'Renasci, e a ficha ainda não caiu', diz paciente que esperou mais de 500 dias por um novo coração

Cinthya Leite
Cinthya Leite
Publicado em 31/08/2017 às 14:56
"Os médicos diziam que só havia 4% de chance de encontrar um órgão compatível comigo. Mas no dia 11 de julho, foi encontrado um doador e fiz a cirurgia. Estou em recuperação", conta Agaliane Balbino de Souza (Foto: Leo Motta/JC Imagem)
"Os médicos diziam que só havia 4% de chance de encontrar um órgão compatível comigo. Mas no dia 11 de julho, foi encontrado um doador e fiz a cirurgia. Estou em recuperação", conta Agaliane Balbino de Souza (Foto: Leo Motta/JC Imagem) FOTO: "Os médicos diziam que só havia 4% de chance de encontrar um órgão compatível comigo. Mas no dia 11 de julho, foi encontrado um doador e fiz a cirurgia. Estou em recuperação", conta Agaliane Balbino de Souza (Foto: Leo Motta/JC Imagem)

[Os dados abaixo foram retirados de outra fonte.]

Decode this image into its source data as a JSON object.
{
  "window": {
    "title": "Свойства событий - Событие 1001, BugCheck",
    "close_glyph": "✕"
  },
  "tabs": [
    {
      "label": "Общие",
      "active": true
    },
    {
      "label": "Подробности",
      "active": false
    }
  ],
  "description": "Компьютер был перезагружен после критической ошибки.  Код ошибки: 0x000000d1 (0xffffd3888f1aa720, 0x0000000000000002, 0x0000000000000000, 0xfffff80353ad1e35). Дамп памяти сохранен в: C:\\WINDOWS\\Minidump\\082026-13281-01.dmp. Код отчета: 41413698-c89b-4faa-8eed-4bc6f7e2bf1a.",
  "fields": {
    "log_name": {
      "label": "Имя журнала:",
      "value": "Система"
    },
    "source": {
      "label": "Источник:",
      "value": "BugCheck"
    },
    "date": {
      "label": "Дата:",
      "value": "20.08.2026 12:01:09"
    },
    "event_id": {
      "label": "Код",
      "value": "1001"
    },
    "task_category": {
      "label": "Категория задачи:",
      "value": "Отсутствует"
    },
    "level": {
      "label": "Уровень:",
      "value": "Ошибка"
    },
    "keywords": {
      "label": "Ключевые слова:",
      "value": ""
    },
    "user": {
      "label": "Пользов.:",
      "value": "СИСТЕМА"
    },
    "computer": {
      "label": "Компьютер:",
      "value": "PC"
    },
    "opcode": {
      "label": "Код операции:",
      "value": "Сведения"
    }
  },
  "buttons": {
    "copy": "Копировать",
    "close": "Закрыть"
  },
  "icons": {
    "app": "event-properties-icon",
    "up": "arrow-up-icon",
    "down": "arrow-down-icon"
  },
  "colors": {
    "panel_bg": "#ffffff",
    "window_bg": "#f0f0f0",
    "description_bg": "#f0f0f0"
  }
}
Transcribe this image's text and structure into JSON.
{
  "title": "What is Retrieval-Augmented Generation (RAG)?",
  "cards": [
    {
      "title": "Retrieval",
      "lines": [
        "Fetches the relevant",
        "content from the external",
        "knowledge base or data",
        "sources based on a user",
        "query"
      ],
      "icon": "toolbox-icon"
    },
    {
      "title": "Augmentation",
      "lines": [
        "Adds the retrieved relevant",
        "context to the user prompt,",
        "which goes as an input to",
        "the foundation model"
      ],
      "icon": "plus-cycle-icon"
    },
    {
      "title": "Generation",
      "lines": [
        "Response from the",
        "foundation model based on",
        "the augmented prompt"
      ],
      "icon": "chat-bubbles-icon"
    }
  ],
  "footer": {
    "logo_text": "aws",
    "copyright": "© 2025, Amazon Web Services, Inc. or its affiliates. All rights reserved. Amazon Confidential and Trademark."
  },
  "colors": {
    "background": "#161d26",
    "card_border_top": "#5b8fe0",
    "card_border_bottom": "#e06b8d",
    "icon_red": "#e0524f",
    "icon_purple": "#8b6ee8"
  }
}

As complicações da cardiopatia reumática fizeram a dona de casa Agaliane Balbino de Souza, 51 anos, deixar a cidade de Timbaúba, Zona da Mata Norte de Pernambuco, para morar no Recife à espera de um coração para salvar a sua vida. Viveu na expectativa do transplante por um ano e meio – período muito maior do que o tempo médio (45 dias após entrada na lista) dos pacientes em fila de espera por um coração.

“Os médicos diziam que só havia 4% de chance de encontrar um órgão compatível comigo. Mas no dia 11 de julho, foi encontrado um doador e fiz a cirurgia. Nasci novamente. Estou bem e em recuperação, mas a ficha ainda não caiu. Achava difícil aparecer um coração para mim”, conta Agaliane, que foi submetida à cirurgia no Instituto de Medicina Integral Professor Fernando Figueira (Imip). "É um dos casos de transplante cardíaco mais bonitos que acompanhamos. Embora fosse pequena a chance de surgir um órgão para ela, não desistimos. A cada coração que aparecia, a gente testava. É uma vitória que comemoramos", relata o cirurgião cardiovascular Fernando Figueira, coordenador do Serviço de Transplante Cardíaco do Imip.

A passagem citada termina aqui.